Checking What's Cached#

bdp status shows which sources from bdp.lock are present on disk and which are missing:

bash
Locked Sources:
✓ uniprot:P01308-fasta@1.0 [cached] 4.2 MB
✓ hpo:hp-obo@1.0 [cached] 18.7 MB
○ ensembl:homo-sapiens-gtf@1.0 [missing]
Summary:
2 cached · 1 missing · 22.9 MB on disk
Cache dir: /home/user/project/.bdp/data
Run 'bdp pull' to download missing sources.

Cleaning the Cache#

bash
# Remove all cached source files
bdp clean --all --yes
# Clear only the search results cache (separate database)
bdp clean --search-cache --yes

Without --yes, BDP will prompt for confirmation. Without --all, it shows the current cache size and exits.

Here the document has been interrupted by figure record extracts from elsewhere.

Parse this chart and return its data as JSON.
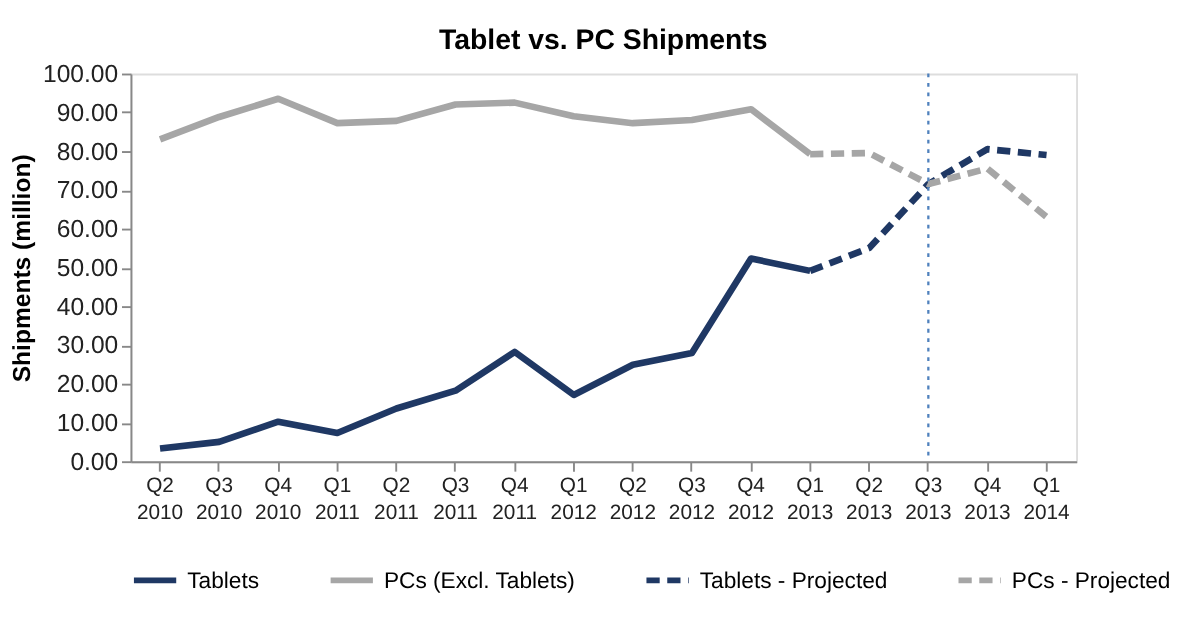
{
  "chart_data": {
    "type": "line",
    "title": "Tablet vs. PC Shipments",
    "ylabel": "Shipments (million)",
    "categories": [
      "Q2 2010",
      "Q3 2010",
      "Q4 2010",
      "Q1 2011",
      "Q2 2011",
      "Q3 2011",
      "Q4 2011",
      "Q1 2012",
      "Q2 2012",
      "Q3 2012",
      "Q4 2012",
      "Q1 2013",
      "Q2 2013",
      "Q3 2013",
      "Q4 2013",
      "Q1 2014"
    ],
    "series": [
      {
        "name": "Tablets",
        "color": "#1f3864",
        "line_style": "solid",
        "values": [
          3.3,
          5.0,
          10.2,
          7.3,
          13.6,
          18.2,
          28.2,
          17.1,
          24.9,
          27.9,
          52.3,
          49.1,
          null,
          null,
          null,
          null
        ]
      },
      {
        "name": "PCs (Excl. Tablets)",
        "color": "#a6a6a6",
        "line_style": "solid",
        "values": [
          83.0,
          88.8,
          93.5,
          87.2,
          87.8,
          92.0,
          92.5,
          89.0,
          87.2,
          88.0,
          90.8,
          79.2,
          null,
          null,
          null,
          null
        ]
      },
      {
        "name": "Tablets - Projected",
        "color": "#1f3864",
        "line_style": "dashed",
        "values": [
          null,
          null,
          null,
          null,
          null,
          null,
          null,
          null,
          null,
          null,
          null,
          49.1,
          55.0,
          71.5,
          80.5,
          79.0
        ]
      },
      {
        "name": "PCs - Projected",
        "color": "#a6a6a6",
        "line_style": "dashed",
        "values": [
          null,
          null,
          null,
          null,
          null,
          null,
          null,
          null,
          null,
          null,
          null,
          79.2,
          79.5,
          71.5,
          75.5,
          63.0
        ]
      }
    ],
    "ylim": [
      0,
      100
    ],
    "yticks": [
      {
        "value": 0,
        "label": "0.00"
      },
      {
        "value": 10,
        "label": "10.00"
      },
      {
        "value": 20,
        "label": "20.00"
      },
      {
        "value": 30,
        "label": "30.00"
      },
      {
        "value": 40,
        "label": "40.00"
      },
      {
        "value": 50,
        "label": "50.00"
      },
      {
        "value": 60,
        "label": "60.00"
      },
      {
        "value": 70,
        "label": "70.00"
      },
      {
        "value": 80,
        "label": "80.00"
      },
      {
        "value": 90,
        "label": "90.00"
      },
      {
        "value": 100,
        "label": "100.00"
      }
    ],
    "ref_lines": [
      {
        "axis": "x",
        "value": "Q3 2013",
        "color": "#4f81bd",
        "line_style": "dotted"
      }
    ],
    "grid": false,
    "legend": "bottom",
    "marker": "none"
  }
}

After cleaning, bdp pull re-downloads everything from scratch on the next run.

Cache Configuration#

Cache settings live in .bdp/.config — a TOML file inside your project's .bdp/ directory. bdp cache set writes to this file; you can also edit it directly.

.bdp/.config
[cache]
path = ".bdp/data"

The path can be relative (resolved from the project root) or absolute. This is the only current cache configuration option.

Shared Team Cache#

If your team works on the same server or has a shared network filesystem, point everyone's cache to the same directory. Each member runs once and the rest reuse the result.

bash
# Run this in each team member's project directory
bdp cache set /mnt/shared/bdp-cache

This writes the absolute path to .bdp/.config. Commit .bdp/.config to your repository so the shared path is automatically used by everyone who clones the project.

.bdp/.config
[cache]
path = "/mnt/shared/bdp-cache"

Multiple projects can point to the same cache directory — files are stored by content-addressed path, so there is no collision between projects using the same source.

HPC and Cluster Usage#

On HPC clusters, set the cache to a shared scratch or project storage path so compute nodes don't each download their own copy:

submit.sh
#!/bin/bash
#SBATCH --job-name=analysis
#SBATCH --nodes=4

# Set shared cache before running — only one node will download
bdp cache set /scratch/project/shared/bdp-cache
bdp pull

# All nodes now have access to the same cached files
srun python scripts/analysis.py

If jobs run concurrently across nodes accessing the same cache directory, BDP writes are atomic at the file level — a file is either fully written or absent, never partially written. There is no distributed lock, so concurrent pulls of the same source may result in duplicate downloads, but not corruption.

Search Cache#

bdp search results are cached separately in a SQLite database at your OS cache directory (~/.cache/bdp/bdp.db on Linux/macOS). Entries expire after 5 minutes. This is independent of the data cache and is not project-specific.

bash
# Clear stale search results
bdp clean --search-cache --yes

Lockfile and Cache Relationship#

bdp.lock records the checksum and metadata for every pulled source, but it does not manage the cache directly. The cache is purely a filesystem store — BDP checks for file existence, not lockfile state, when deciding whether to skip a download.

This means:

  • Deleting .bdp/data/ and re-running bdp pull always produces the same result — the lockfile guarantees the same versions and checksums are fetched.
  • Moving the cache (bdp cache set) does not invalidate the lockfile — BDP will re-download to the new location on the next bdp pull.
  • If you share a lockfile without sharing the cache, collaborators download the exact same files independently.